SANTA MONICA, Calif. (AP) — The state attorney general’s office determined that a now-aborted, two-tier course pricing plan at Santa Monica College was illegal, a community college official said.

The fee proposal called for offering some high-demand, three-unit classes for $540, even though the standard per-unit cost for classes will be $46 this summer.

California Community Colleges chancellor Jack Scott said last month that he believed the fee program wasn’t allowed under the Education Code, and he asked the state attorney general’s office for advice. Community college fees are set by the governor and Legislature.

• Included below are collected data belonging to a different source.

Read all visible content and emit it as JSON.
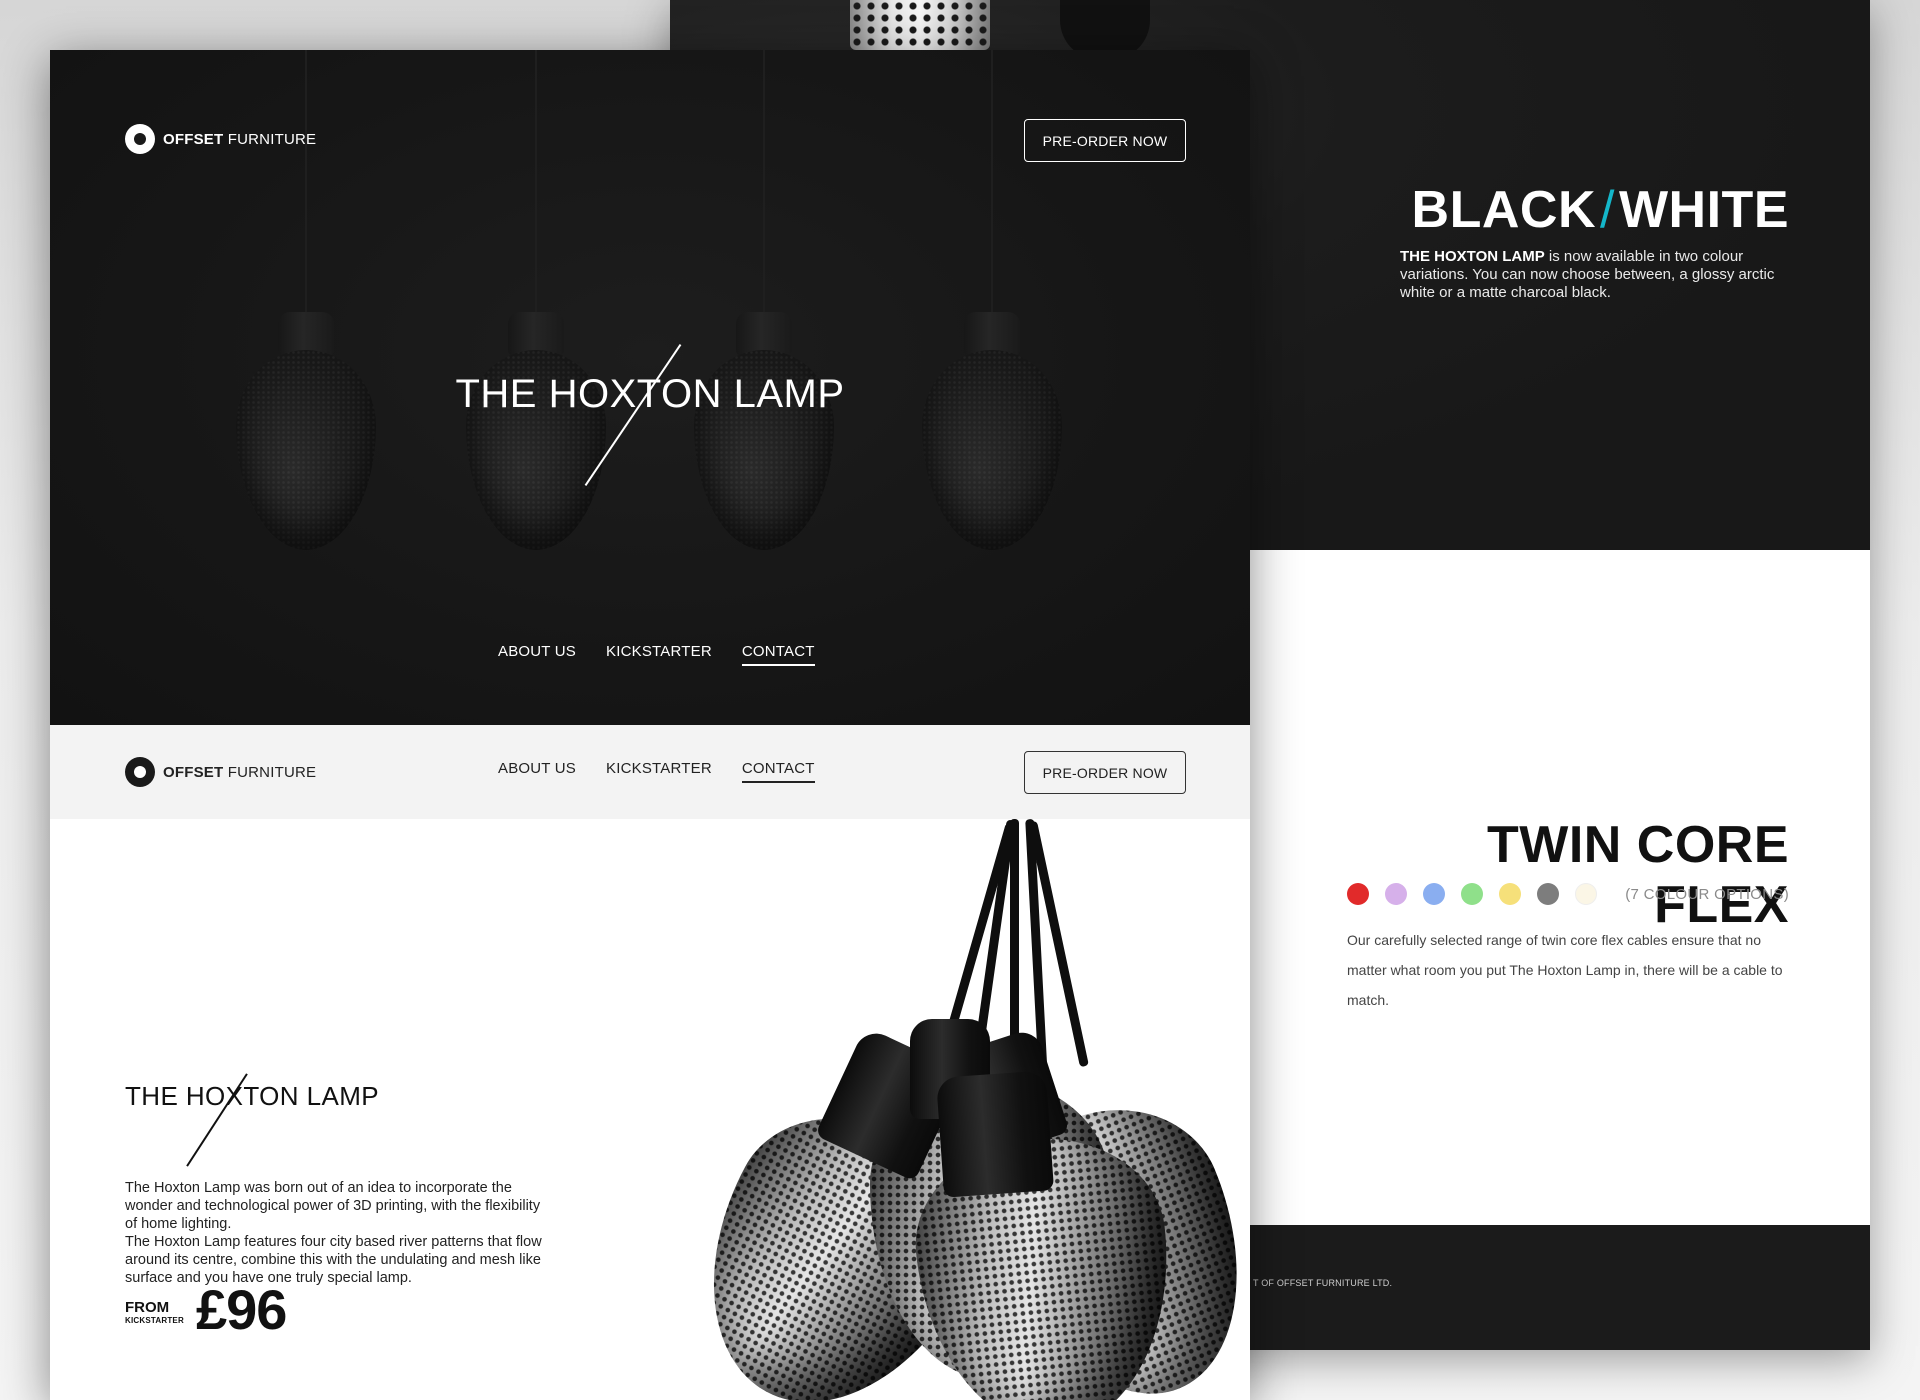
{
  "brand": {
    "name_bold": "OFFSET",
    "name_light": "FURNITURE"
  },
  "hero": {
    "title": "THE HOXTON LAMP",
    "preorder_label": "PRE-ORDER NOW",
    "nav": [
      "ABOUT US",
      "KICKSTARTER",
      "CONTACT"
    ],
    "active_nav": "CONTACT"
  },
  "header_bar": {
    "nav": [
      "ABOUT US",
      "KICKSTARTER",
      "CONTACT"
    ],
    "preorder_label": "PRE-ORDER NOW"
  },
  "product": {
    "title": "THE HOXTON LAMP",
    "description_lines": [
      "The Hoxton Lamp was born out of an idea to incorporate the wonder and technological power of 3D printing, with the flexibility of home lighting.",
      "The Hoxton Lamp features four city based river patterns that flow around its centre, combine this with the undulating and mesh like surface and you have one truly special lamp."
    ],
    "from_label": "FROM",
    "from_sub_label": "KICKSTARTER",
    "price": "£96"
  },
  "black_white": {
    "title_left": "BLACK",
    "title_slash": "/",
    "title_right": "WHITE",
    "description_lead": "THE HOXTON LAMP",
    "description_rest": " is now available in two colour variations. You can now choose between, a glossy arctic white or a matte charcoal black."
  },
  "twin_core": {
    "title": "TWIN CORE FLEX",
    "colour_options_label": "(7 COLOUR OPTIONS)",
    "swatches": [
      "#e12a2a",
      "#d6b0ea",
      "#8aaef0",
      "#8fe08a",
      "#f6e07a",
      "#7d7d7d",
      "#fbf6e6"
    ],
    "description": "Our carefully selected range of twin core flex cables ensure that no matter what room you put The Hoxton Lamp in, there will be a cable to match."
  },
  "footer": {
    "copyright_fragment": "T OF OFFSET FURNITURE LTD."
  },
  "colors": {
    "accent": "#14b6c9",
    "dark_bg": "#161616",
    "light_bar": "#f3f3f3"
  }
}
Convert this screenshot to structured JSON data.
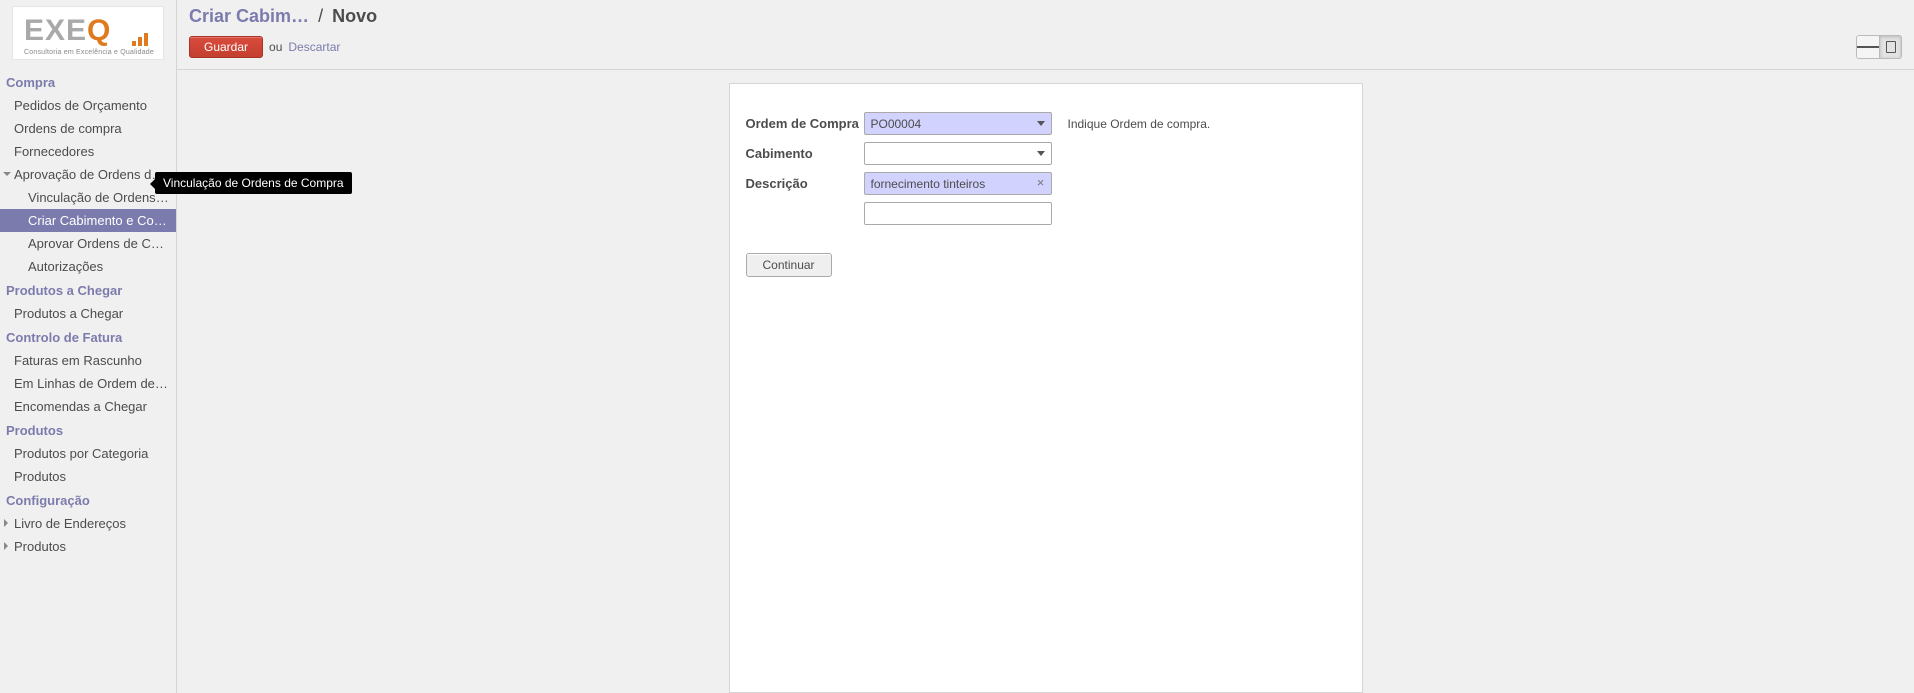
{
  "logo": {
    "text": "EXEQ",
    "tagline": "Consultoria em Excelência e Qualidade"
  },
  "sidebar": {
    "compra": {
      "title": "Compra",
      "pedidos": "Pedidos de Orçamento",
      "ordens": "Ordens de compra",
      "fornecedores": "Fornecedores",
      "aprovacao": "Aprovação de Ordens de Co…",
      "vinculacao": "Vinculação de Ordens de…",
      "criar_cab": "Criar Cabimento e Compr…",
      "aprovar": "Aprovar Ordens de Compra",
      "autorizacoes": "Autorizações"
    },
    "produtos_chegar": {
      "title": "Produtos a Chegar",
      "item": "Produtos a Chegar"
    },
    "controlo": {
      "title": "Controlo de Fatura",
      "rascunho": "Faturas em Rascunho",
      "linhas": "Em Linhas de Ordem de Co…",
      "encomendas": "Encomendas a Chegar"
    },
    "produtos": {
      "title": "Produtos",
      "por_cat": "Produtos por Categoria",
      "produtos": "Produtos"
    },
    "config": {
      "title": "Configuração",
      "livro": "Livro de Endereços",
      "produtos": "Produtos"
    }
  },
  "tooltip": "Vinculação de Ordens de Compra",
  "header": {
    "bc_link": "Criar Cabim…",
    "bc_current": "Novo",
    "save": "Guardar",
    "or": "ou",
    "discard": "Descartar"
  },
  "form": {
    "labels": {
      "ordem": "Ordem de Compra",
      "cabimento": "Cabimento",
      "descricao": "Descrição"
    },
    "values": {
      "ordem": "PO00004",
      "cabimento": "",
      "descricao": "fornecimento tinteiros",
      "extra": ""
    },
    "hint": "Indique Ordem de compra.",
    "continue": "Continuar"
  }
}
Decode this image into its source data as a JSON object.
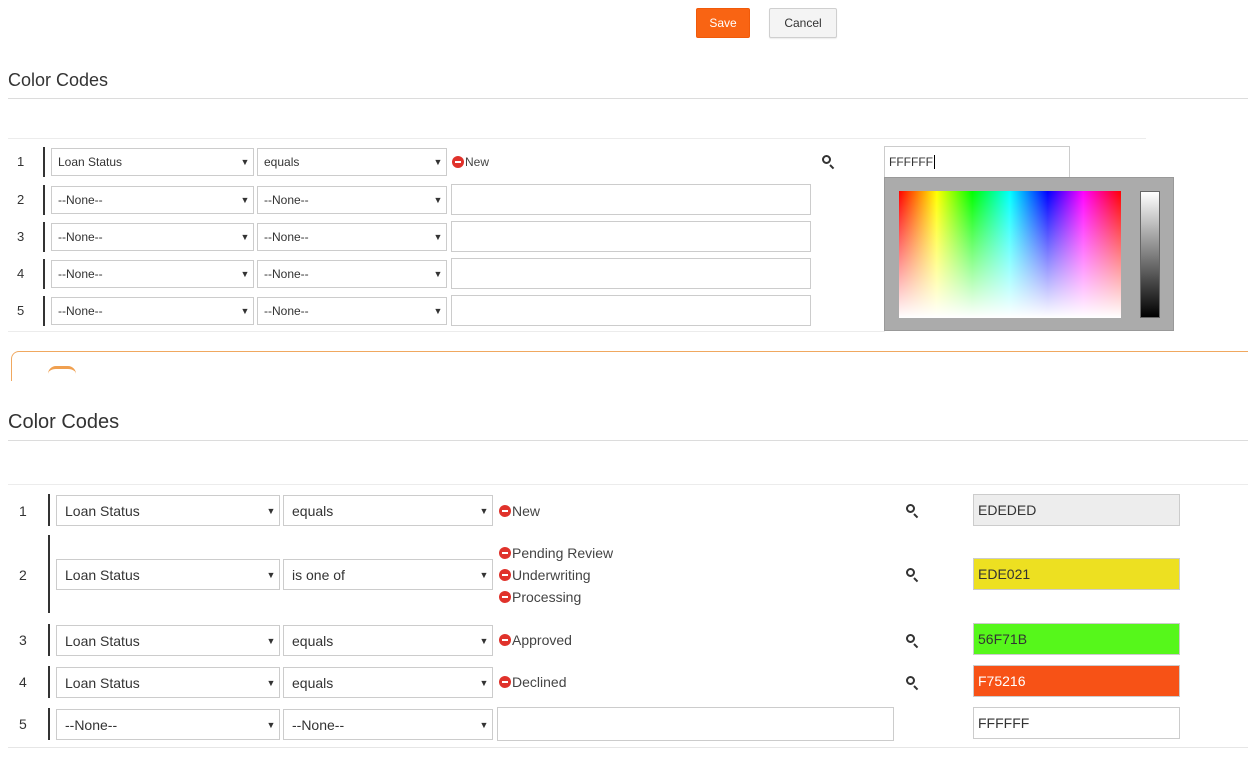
{
  "toolbar": {
    "save_label": "Save",
    "cancel_label": "Cancel"
  },
  "section1": {
    "title": "Color Codes",
    "rows": [
      {
        "num": "1",
        "field": "Loan Status",
        "op": "equals",
        "values": [
          "New"
        ],
        "color": "FFFFFF"
      },
      {
        "num": "2",
        "field": "--None--",
        "op": "--None--"
      },
      {
        "num": "3",
        "field": "--None--",
        "op": "--None--"
      },
      {
        "num": "4",
        "field": "--None--",
        "op": "--None--"
      },
      {
        "num": "5",
        "field": "--None--",
        "op": "--None--"
      }
    ]
  },
  "section2": {
    "title": "Color Codes",
    "rows": [
      {
        "num": "1",
        "field": "Loan Status",
        "op": "equals",
        "values": [
          "New"
        ],
        "color": "EDEDED",
        "bg": "#EDEDED",
        "fg": "#333333"
      },
      {
        "num": "2",
        "field": "Loan Status",
        "op": "is one of",
        "values": [
          "Pending Review",
          "Underwriting",
          "Processing"
        ],
        "color": "EDE021",
        "bg": "#EDE021",
        "fg": "#333333"
      },
      {
        "num": "3",
        "field": "Loan Status",
        "op": "equals",
        "values": [
          "Approved"
        ],
        "color": "56F71B",
        "bg": "#56F71B",
        "fg": "#333333"
      },
      {
        "num": "4",
        "field": "Loan Status",
        "op": "equals",
        "values": [
          "Declined"
        ],
        "color": "F75216",
        "bg": "#F75216",
        "fg": "#FFFFFF"
      },
      {
        "num": "5",
        "field": "--None--",
        "op": "--None--",
        "color": "FFFFFF",
        "bg": "#FFFFFF",
        "fg": "#333333"
      }
    ]
  }
}
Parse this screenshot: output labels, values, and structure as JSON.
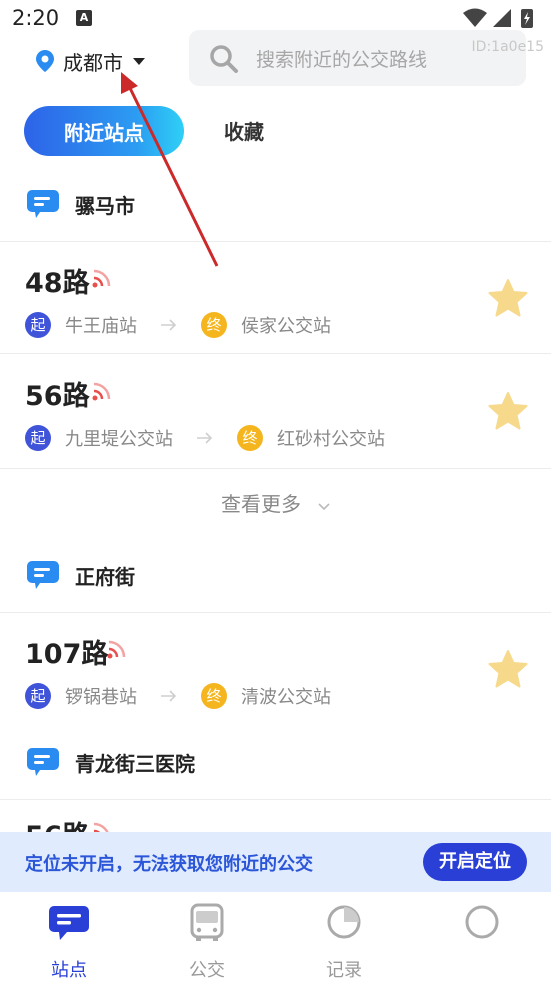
{
  "status_bar": {
    "time": "2:20",
    "notification_letter": "A"
  },
  "header": {
    "city": "成都市",
    "search_placeholder": "搜索附近的公交路线",
    "id_watermark": "ID:1a0e15"
  },
  "tabs": [
    {
      "label": "附近站点",
      "active": true
    },
    {
      "label": "收藏",
      "active": false
    }
  ],
  "stations": [
    {
      "name": "骡马市",
      "routes": [
        {
          "name": "48路",
          "start": "牛王庙站",
          "end": "侯家公交站",
          "favorited": false
        },
        {
          "name": "56路",
          "start": "九里堤公交站",
          "end": "红砂村公交站",
          "favorited": false
        }
      ],
      "more_label": "查看更多"
    },
    {
      "name": "正府街",
      "routes": [
        {
          "name": "107路",
          "start": "锣锅巷站",
          "end": "清波公交站",
          "favorited": false
        }
      ]
    },
    {
      "name": "青龙街三医院",
      "routes": [
        {
          "name": "56路"
        }
      ]
    }
  ],
  "badges": {
    "start": "起",
    "end": "终"
  },
  "banner": {
    "text": "定位未开启，无法获取您附近的公交",
    "button": "开启定位"
  },
  "bottom_nav": [
    {
      "label": "站点",
      "icon": "station-icon",
      "active": true
    },
    {
      "label": "公交",
      "icon": "bus-icon",
      "active": false
    },
    {
      "label": "记录",
      "icon": "record-icon",
      "active": false
    },
    {
      "label": "",
      "icon": "profile-icon",
      "active": false
    }
  ],
  "colors": {
    "primary": "#2a3fd6",
    "accent_gradient_start": "#2d63e8",
    "accent_gradient_end": "#2ed0f6",
    "start_badge": "#3f54d9",
    "end_badge": "#f4b51e",
    "star": "#f7d98c",
    "signal": "#e8504e",
    "annotation_arrow": "#cc2a2a"
  }
}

The state attorney general’s office agreeing with Scott’s interpretation of the Education Code, said Paige Marlatt Dorr, the chancellor’s office spokeswoman. There was no written opinion.

Scott previously said he sympathized with the attempt by Santa Monica College to serve students during tough economic times by making high-demand classes more available.

The proposal came after more than $800 million was cut from community college budgets in the past three years. Santa Monica College has cut more than 1,000 courses, meaning students are forced to stay longer to get the classes needed to transfer to another university.

The school’s self-funded, nonprofit Advance Your Dreams program was meant to fill in some of those gaps. A pilot program this summer would have offered 50 additional courses. Santa Monica College trustees voted April 6 to cancel the fee plan after loud protests from students.

  • Neb. College President To Retire

GRAND ISLAND, Neb. (AP) — The president of Central Community College’s Grand Island campus has decided to retire.

Lynn Black told television station KHGI that his wife, Joan, is retiring from her teaching job at Barr Middle School in Grand Island, so they decided to end their careers at the same time.

Black joined the college faculty in 1981.

He says he plans to remain on the job through summer, as the district looks for his replacement.

  • Colo. Supervisor Suspended Over Obama Email

LITTLETON, Colo. (AP)—A maintenance supervisor at Arapahoe Community College is on paid leave after he was accused of sending an email from his work account comparing President Barack Obama to a chimpanzee.

According to KUSA-TV, the email includes a photo of President Ronald Reagan feeding milk to a chimpanzee with a caption comparing it to Obama.

College President Diana Doyle has ordered an independent investigation.

The name of the supervisor was not available.